Critical Metrics to Consider for Your Budget Prep
It’s budget season and Units Magazine has a well-timed article about which metrics are important to focus on during your budget prep:
To be a successful operator, one must often focus attention on organizational data beyond the traditional metrics of physical occupancy, exposure and revenue growth. “By the Numbers: Calculating Critical Metrics” session panelists at NAA’s Apartmentalize discussed big data in property management operations and how operators should leverage data to be proactive instead of reactive.
Jared Miller, COO at property management company Red Peak, stressed using data to look forward and to use the market to define the KPIs that matter to your organization.
“When you do your budgets, you look at numbers through July, so you’re comparing to that data,” Miller says. “But we need to focus and shift our mindset to a year-over-year perspective. Focus on what will really move the needle. The market impacts what KPIs you should look at. If the market is strong, you might not look at occupancy. The critical thing is to measure what matters and what is actionable.”
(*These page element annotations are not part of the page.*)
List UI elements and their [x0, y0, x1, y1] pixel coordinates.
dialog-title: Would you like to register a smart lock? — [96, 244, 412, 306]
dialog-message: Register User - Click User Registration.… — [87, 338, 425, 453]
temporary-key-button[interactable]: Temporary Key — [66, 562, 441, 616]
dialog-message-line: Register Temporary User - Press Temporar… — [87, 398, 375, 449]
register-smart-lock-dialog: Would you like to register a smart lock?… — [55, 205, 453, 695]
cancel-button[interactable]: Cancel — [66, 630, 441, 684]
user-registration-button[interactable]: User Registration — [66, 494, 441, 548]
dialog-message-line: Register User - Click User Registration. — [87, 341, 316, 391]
Panelists agreed that operators should redefine the metrics they use to make decisions. Instead of focusing on physical occupancy, operators should focus on closing ratio, revenue per unit and year-over-year metrics. If operators can look at their performance over an extended period and set a goal based on improving performance over the same period during the next year, they will make impactful improvements.
Richard George, NOI Coach, says the “Measure, React, Measure” concept should be a recurring theme. “Do something different tomorrow based on what you measured today,” he says.
Operators should use data to track unexpected revenue drivers such as customer retention as well as employee engagement. While this data isn’t readily stored in a property management system, Clio Barker, President and CFO for The Associated Management Company, says operators should pull these metrics from third-party sources such as Yelp, Apartment Ratings and Google Reviews.
“[It costs] between $1,000 and $5,000 to turn a unit,” Barker says. “We know that the resident makes the decision to renew on the day they move in. So, the process of transferring that prospect to the resident and the handoff from the leasing team to the maintenance team is critical. We can learn how we did by checking third-party review sites.”